In Reading Area Water Authority, the Schuylkill River Greenway Association (“Greenway”), a non-profit corporation, owned a strip of land along the Schuylkill River. Greenway had planned to construct a public recreational trail on its property. But, adjacent to the Greenway property was a tract of land owned by a private developer, who sought to construct a single, 219-unit residential development on the tract of land. The private developer needed a utility easement that ran across the Greenway property to access the Schuylkill River for purposes of water and sewage facilities that would supply water and sewage to the planned residential development. The development, in other words, could not be completed without the utility easement. The developer persuaded the Reading Area Water Authority (“RAWA”) to support the development project.
After negotiations to purchase an easement across the property with Greenway failed, RAWA filed a Declaration of Taking to take the land to construct, maintain and operate utility and water lines to be placed under the Schuylkill River. Greenway challenged the taking, alleging the condemnation was invalid under the Property Rights Protection Act (“PRPA”), because the purpose of the taking was to use the property for private enterprise, which is prohibited under the Pennsylvania Eminent Domain Code.
The Pennsylvania Supreme Court unanimously agreed.
There are two important points to clarify when analyzing the Court’s decision.
First, the case is limited in its broader impact on future takings. The Court narrowed its review to the statutory validity of the water authority’s attempt to condemn the utility easement under the Pennsylvania Eminent Domain Code. The Code was amended by the state legislature in 2006 with the introduction of the PRPA, which prohibited takings for private enterprise. The amendment was a direct response to the 2005 US Supreme Court ruling in Kelo v. City of New London, which found that takings for purposes of economic development satisfied the Public Use Doctrine under the Constitution.
However, the Pennsylvania Supreme Court did not review the taking in Reading Area Water Authority under the US Constitution, but rather reviewed the taking under the statutory exceptions carved out by the PRPA and its limitation on the water authority’s power to condemn a utility easement. The Court stated, “We need not decide the constitutional issue because, even if we assume the condemnation can pass Fifth Amendment scrutiny, to be valid is must also be statutorily permissible.”

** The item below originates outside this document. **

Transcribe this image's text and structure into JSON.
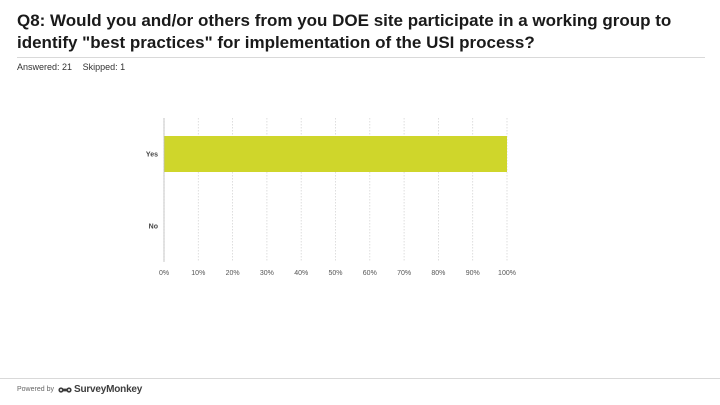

The Court essentially side-stepped the much broader and perhaps more significant question of whether condemning a utility easement for purposes of providing a private developer sewage and drainage facilities for a proposed residential housing development violated the Public Use Doctrine under the Fifth Amendment Takings Clause by bestowing a private benefit on the private developer instead of resulting in a broader public use. This means that, conceivably, a court still could uphold a similar taking that was at issue in Reading Area Water Authority by relying on the Public Use Doctrine of the Fifth Amendment in its determination rather than through statutory construction.
Second, the case does not completely bar the condemnation of utility easements for purposes of private enterprise. Instead, the Court’s decision restricts a “municipal water authority” from condemning for such purposes. However, a regulated “public utility” is exempt from the statutory restriction under Section 204(a)(2)(i) of the PA Eminent Domain Code and may condemn utility easements for the purpose of providing water and sewer access in tandem with private development. In other words, a water and sewer company designated as a regulated public utility under the Public Utility Code (66 Pa.C.S. § 102), and not a municipal water authority, may still condemn utility easements for purposes that may still bestow a private benefit to a private developer.
These are important distinctions to be pulled from the opinion. Landowners and condemning authorities should be aware that the ruling is not a broad sweeping bar on condemnations for private enterprise per se, but rather a strictly confined ruling on distinguishing between water authorities and public utilities power to condemn for purposes of private enterprise through a statutory construction interpretation.